Preview: Egypt eyeing several Olympic medals despite weightlifting setback

Hatem Maher , Thursday 22 Jul 2021

Despite missing its famed weightlifters, Egypt still believes it can win 'five or six medals' at the Tokyo Games, which kick off on Friday

Taekwondo fighter Hedaya Malak snatches third bronze medal for Egypt
Taekwondo fighter Hedaya Malak snatches third bronze medal for Egypt

Egypt might be missing its top Olympic medal contenders following a ban handed out to the national weightlifting federation, but the country is still hopeful its athletes can make some gains in Tokyo.

Two of Egypt's three medalists at the 2016 Rio de Janeiro Games, weightlifters Mohamed Ihab and Sara Samir, are missing after doping cases rocked the sport and prompted the International Weightlifting Federation (IWF) to swiftly act and punish the national federation.

But there is still room for optimism, with other athletes showing promising signs that they can go all the way.

"We can get five or six medals in Tokyo," Hesham Hatab, the president of Egypt's Olympic Committee, said in a television interview.

Among the athletes Hatab singled out is karate star Giana Farouk, who will be eager to grasp her chance with both hands after the sport was included in the Olympics for the first time.

Farouk, a hijab-wearing athlete, has two world gold medals to her name, having come out on top in the World Championship in 2014 and 2016. Her remarkable haul in an illustrious career includes 17 gold medals, four bronze and six silver in different regional and international competitions.

Hopes are also pinned on taekwondo practitioner Hedaya Malak, who won the bronze medal in Rio in the women's -57kg category, even though she will compete in a different class weight in Tokyo after moving up to -67kg in 2018.

Egypt's best ever swimmer Farida Osman, who won two bronze medals at the World Championship in 2017 and 2019, will also have a shot at her first Olympic accolade while wrestler Mohamed 'Kesho' Ibrahim will be keen to follow in the footsteps of the iconic Karam Gaber, who gave Egypt the gold medal in 2004 and the silver in 2012.  

Flag bearers

Malak and fencing athlete Alaaeldin Abouelkassem, who won a silver medal in 2012 in London but is now past his prime, were chosen as Egypt's flag bearers at the opening ceremony of the Tokyo Olympics on Friday.

Both are the only athletes among the Egyptian delegation in Tokyo to have previously won Olympic medals.

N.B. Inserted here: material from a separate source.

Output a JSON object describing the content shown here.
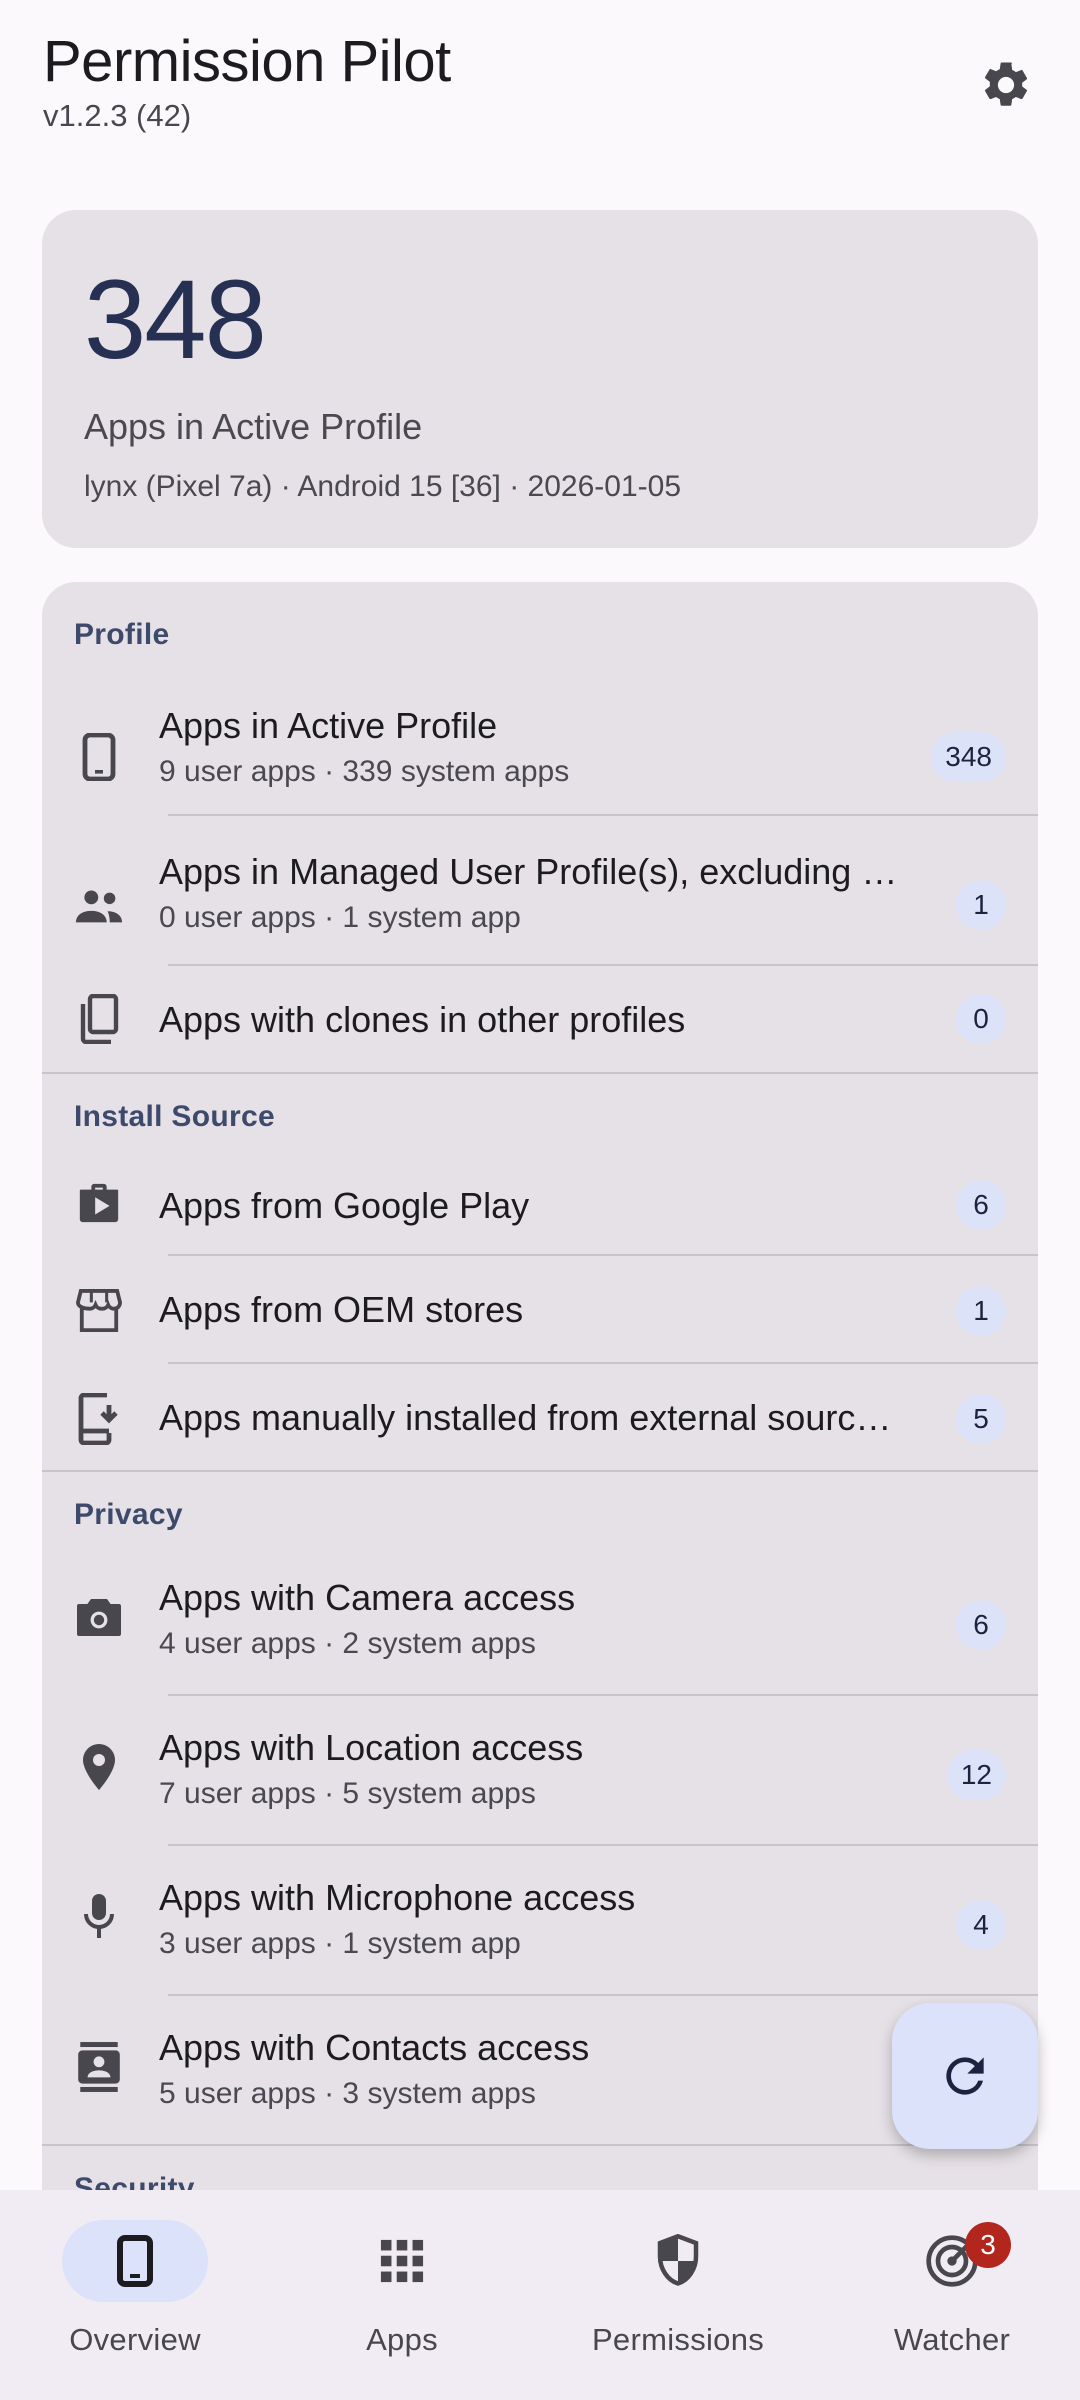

"I was honored to have been chosen to represent my country and my fellow athletes, many of whom deserve the honor of carrying the flag even if they were not chosen this time, in the biggest sporting event in the world," Malak said on Facebook.

"I hope we can live up to the expectations of millions of Egyptians."

The optimism of Hatab, the Egyptian Olympic chief, goes well beyond individual sports. He believes the country can defy the odds in football and handball.

Egypt has never been a medal contender in either. They came closest to glory in 1964 in Tokyo when the football team finished fourth while the handball side came sixth in 1996 in Atlanta.

The U23 football side kicked off their Olympics campaign in convincing fashion on Thursday, holding European heavyweights Spain to a 0-0 draw after producing a resolute defensive display. Their tough group also includes Argentina and Australia.

Egypt's handball team, who face Portugal in their Olympics opener on Saturday, raised the bar with an impressive showing at the World Championship in January, having exited at the quarter-final stage after a narrow defeat to eventual champions Denmark in a thrilling contest.

"In football, we are not weaker than Spain or Argentina. We have a good team and coach who can do something good in Tokyo," Hatab said.

"We also have a strong handball team that finished seventh in the World Championship and had the capabilities to win the tournament. We are close to an Olympic medal, God willing."